Conventional window and door manufacture has commonly used wood and metal components in forming structural members. Residential windows are commonly manufactured from milled wood products that are assembled with glass to form double hung or casement units. Wood windows while structurally sound, useful and well adapted for use in many residential installations, can deteriorate under certain circumstances. Wood windows also require painting and other periodic maintenance. Wood windows also suffer from cost problems related to the availability of suitable wood for construction. Clear wood products are slowly becoming more scarce and are becoming more expensive as demand increases. Metal components are often combined with glass and formed into single unit sliding windows. Metal windows typically suffer from substantial energy loss during winter months.
Extruded thermoplastic materials have been used in window and door manufacture. Filled and unfilled thermoplastics have been extruded into useful seals, trim, weatherstripping, coatings, and other window construction components. Thermoplastic materials, such as polyvinyl chloride, have been combined with wood members in manufacturing PERMASHIELD.RTM. brand windows manufactured by Andersen Corporation for many years. The technology disclosed in Zanini, U.S. Pat. Nos. 2,926,729 and 3,432,883, have been utilized in the manufacturing of plastic coatings or envelopes on wooden or other structural members. Generally, the cladding or coating technology used in making PERMASHIELD.RTM. windows involves extruding a thin polyvinyl chloride coating or envelope surrounding a wooden structural member.
Polymer materials have combined with cellulosic fiber to make extruded materials. However, such materials have not successfully been used in the form of a structural member that is a direct replacement for wood. Common extruded thermoplastic composite materials cannot provide thermal and structural properties similar to wood or other structural materials. These extruded materials fail to have sufficient modulus, compressive strength, coefficient of thermal expansion that matches wood to produce a direct replacement material. Further, many prior art extruded composites must be milled after extrusion to a final useful shape. Typical commodity plastics have achieved a modulus no greater than about 500,000. One class of composite, a polyvinyl chloride/wood flour material, poses the added problem that wood dust, which can accumulate during manufacture, tends to be explosive at certain concentrations of wood flour in the air. Most commonly, polyvinyl chloride, polystyrene, and polyethylene thermoplastics have been used in such products.
Accordingly, a substantial need exists for a composite material that can be made of polymer and wood fiber with an optional, intentional recycle of a waste stream. A further need exists for a composite material that can be extruded into a shape that is a direct substitute for the equivalent milled shape in a wooden or metal structural member. This need requires a coefficient of thermal expansion that approximates wood, a material that can be extruded into reproducible stable dimensions, a high compressive strength, a low thermal transmission rate, an improved resistance to insect attack and rot while in use, and a hardness and rigidity that permits sawing, milling, and fastening retention comparable to wood members.
Further, companies manufacturing window and door products have become significantly sensitive to waste streams produced in the manufacture of such products.
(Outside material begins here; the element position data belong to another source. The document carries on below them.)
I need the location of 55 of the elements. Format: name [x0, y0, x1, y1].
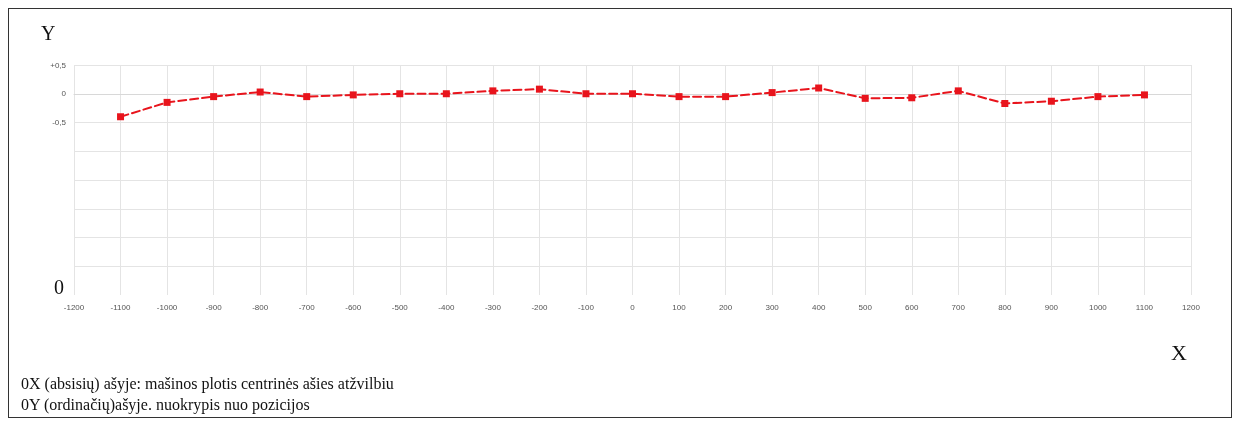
point [1140, 91, 1148, 99]
point [117, 113, 125, 121]
point [163, 98, 171, 106]
point [535, 85, 543, 93]
point [815, 84, 823, 92]
x-tick-label: 800 [998, 302, 1013, 312]
x-tick-label: 700 [951, 302, 966, 312]
point [442, 90, 450, 98]
x-tick-label: 900 [1044, 302, 1059, 312]
y-tick-label: +0,5 [50, 60, 67, 70]
x-tick-label: 1000 [1089, 302, 1108, 312]
x-tick-label: -300 [484, 302, 502, 312]
point [768, 89, 776, 97]
x-tick-label: -800 [252, 302, 269, 312]
x-tick-label: -1200 [63, 302, 85, 312]
x-tick-label: -400 [438, 302, 455, 312]
y-axis-title: Y [41, 22, 56, 44]
x-tick-label: 200 [718, 302, 733, 312]
x-tick-label: 100 [672, 302, 687, 312]
text: 0X (absisių) ašyje: mašinos plotis centrinės ašies atžvilbiu [21, 374, 394, 393]
point [629, 90, 636, 98]
x-tick-label: -200 [531, 302, 548, 312]
x-tick-label: 1100 [1135, 302, 1154, 312]
x-tick-label: -700 [298, 302, 316, 312]
x-tick-label: -100 [577, 302, 595, 312]
y-tick-label: -0,5 [52, 118, 67, 127]
x-tick-label: -500 [391, 302, 409, 312]
point [349, 91, 357, 99]
x-tick-label: -1100 [110, 302, 132, 312]
point [908, 94, 916, 102]
point [396, 90, 404, 98]
point [675, 93, 683, 101]
point [1001, 100, 1009, 108]
x-axis-title: X [1171, 339, 1187, 365]
x-tick-label: 600 [905, 302, 919, 312]
point [861, 94, 869, 102]
x-tick-label: -1000 [156, 302, 178, 312]
point [489, 87, 497, 95]
x-tick-label: 400 [811, 302, 826, 312]
x-tick-label: 1200 [1182, 302, 1201, 312]
point [722, 93, 730, 101]
point [954, 87, 962, 95]
point [582, 90, 590, 98]
x-tick-label: 500 [858, 302, 873, 312]
x-tick-label: 0 [630, 302, 636, 312]
x-tick-label: -900 [205, 302, 223, 312]
point [256, 88, 264, 96]
text: 0Y (ordinačių)ašyje. nuokrypis nuo pozicijos [21, 395, 310, 414]
point [1094, 93, 1102, 101]
point [1047, 97, 1055, 105]
x-tick-label: 300 [765, 302, 780, 312]
point [303, 93, 311, 101]
x-tick-label: -600 [345, 302, 362, 312]
point [210, 93, 218, 101]
y-tick-label: 0 [61, 89, 67, 99]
Substantial quantities of wood waste including wood trim pieces, sawdust, wood milling by-products, recycled thermoplastic including recycled polyvinyl chloride, have caused significant expense to window manufacturers. Commonly, these materials are either burned, for their heat value in electrical generation, or are shipped to qualified landfills for disposal. Such waste streams are contaminated with substantial proportions of hot melt and solvent-based adhesives, waste thermoplastic such as polyvinyl chloride, paint, preservatives, and other organic materials. A substantial need exists to find a productive, environmentally-compatible process for using such waste streams for useful structural members and, thus, to avoid returning the materials into the environment in an environmentally harmful way.